Clobetasol propionate ointment should be used during pregnancy only if the potential benefit justifies the potential risk to the fetus.
Nursing Mothers
Systemically administered corticosteroids appear in human milk and could suppress growth, interfere with endogenous corticosteroid production, or cause other untoward effects.
It is not known whether topical administration of corticosteroids could result in sufficient systemic absorption to produce detectable quantities in human milk.
Because many drugs are excreted in human milk, caution should be exercised when either clobetasol propionate ointment is administered to a nursing woman.
Pediatric Use
Safety and effectiveness of clobetasol propionate ointment in pediatric patients have not been established.

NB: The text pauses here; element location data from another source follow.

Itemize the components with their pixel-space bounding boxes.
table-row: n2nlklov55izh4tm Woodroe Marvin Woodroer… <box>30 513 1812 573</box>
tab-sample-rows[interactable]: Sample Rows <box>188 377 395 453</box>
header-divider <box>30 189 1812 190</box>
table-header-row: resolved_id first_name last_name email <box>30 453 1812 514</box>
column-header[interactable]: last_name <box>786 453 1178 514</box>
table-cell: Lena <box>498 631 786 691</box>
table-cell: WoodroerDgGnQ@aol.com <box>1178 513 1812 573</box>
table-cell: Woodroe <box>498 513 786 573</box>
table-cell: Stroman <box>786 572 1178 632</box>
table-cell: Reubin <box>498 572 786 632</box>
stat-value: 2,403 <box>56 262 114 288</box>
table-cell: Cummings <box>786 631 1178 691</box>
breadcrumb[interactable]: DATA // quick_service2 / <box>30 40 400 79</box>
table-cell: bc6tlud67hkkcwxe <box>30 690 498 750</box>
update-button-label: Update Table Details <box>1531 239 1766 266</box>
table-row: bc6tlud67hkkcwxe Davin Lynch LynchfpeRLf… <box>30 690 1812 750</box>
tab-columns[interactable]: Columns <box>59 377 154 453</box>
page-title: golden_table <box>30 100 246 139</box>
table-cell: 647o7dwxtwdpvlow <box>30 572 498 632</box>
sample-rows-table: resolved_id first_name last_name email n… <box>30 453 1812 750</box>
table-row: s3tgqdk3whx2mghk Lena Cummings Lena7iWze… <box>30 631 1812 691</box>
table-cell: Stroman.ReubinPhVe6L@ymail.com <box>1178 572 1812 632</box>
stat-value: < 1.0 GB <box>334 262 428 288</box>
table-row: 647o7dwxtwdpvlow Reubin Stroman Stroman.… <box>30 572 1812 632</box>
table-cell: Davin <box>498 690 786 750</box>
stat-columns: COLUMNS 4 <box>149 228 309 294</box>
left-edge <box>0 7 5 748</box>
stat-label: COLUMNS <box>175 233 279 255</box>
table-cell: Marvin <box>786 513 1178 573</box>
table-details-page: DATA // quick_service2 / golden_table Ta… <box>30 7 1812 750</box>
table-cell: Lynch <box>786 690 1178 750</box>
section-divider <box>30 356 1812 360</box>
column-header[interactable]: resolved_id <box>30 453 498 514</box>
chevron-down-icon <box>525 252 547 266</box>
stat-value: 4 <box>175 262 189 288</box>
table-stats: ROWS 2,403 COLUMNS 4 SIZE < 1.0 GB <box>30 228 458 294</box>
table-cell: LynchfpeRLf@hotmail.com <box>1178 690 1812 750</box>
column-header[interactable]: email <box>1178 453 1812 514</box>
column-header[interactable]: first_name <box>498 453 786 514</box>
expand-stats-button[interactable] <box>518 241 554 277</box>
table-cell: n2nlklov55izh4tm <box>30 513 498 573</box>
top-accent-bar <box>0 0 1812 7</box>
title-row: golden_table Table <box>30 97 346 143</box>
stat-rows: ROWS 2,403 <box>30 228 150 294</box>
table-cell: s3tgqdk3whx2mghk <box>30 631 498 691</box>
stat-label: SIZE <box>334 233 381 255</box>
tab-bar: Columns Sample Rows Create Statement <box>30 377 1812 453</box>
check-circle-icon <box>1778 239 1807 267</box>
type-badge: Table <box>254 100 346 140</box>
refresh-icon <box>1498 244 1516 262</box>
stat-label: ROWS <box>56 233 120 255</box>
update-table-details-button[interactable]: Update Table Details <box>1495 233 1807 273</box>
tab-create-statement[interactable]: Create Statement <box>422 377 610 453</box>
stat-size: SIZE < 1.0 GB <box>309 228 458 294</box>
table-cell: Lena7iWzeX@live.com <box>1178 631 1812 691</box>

Use in pediatric patients under 12 years of age is not recommended.
Because of a higher ratio of skin surface area to body mass, pediatric patients are at a greater risk than adults of HPA axis suppression and Cushing's syndrome when they are treated with topical corticosteroids.
They are therefore also at greater risk of adrenal insufficiency during or after withdrawal of treatment.
Adverse effects including striae have been reported with inappropriate use of topical corticosteroids in infants and children.
HPA axis suppression, Cushing's syndrome, linear growth retardation, delayed weight gain and intracranial hypertension have been reported in children receiving topical corticosteroids.
Manifestations of adrenal suppression in children include low plasma cortisol levels, and an absence of response to ACTH stimulation.
Manifestations of intracranial hypertension include bulging fontanelles, headaches, and bilateral papilledema.
Geriatric Use
A limited number of patients at or above 65 years of age have been treated with clobetasol propionate ointment (n = 101) in US and non-US clinical trials.
While the number of patients is too small to permit separate analysis of efficacy and safety, the adverse reactions reported in this population were similar to those reported by younger patients.
Based on available data, no adjustment of dosage of clobetasol propionate ointment in geriatric patients is warranted.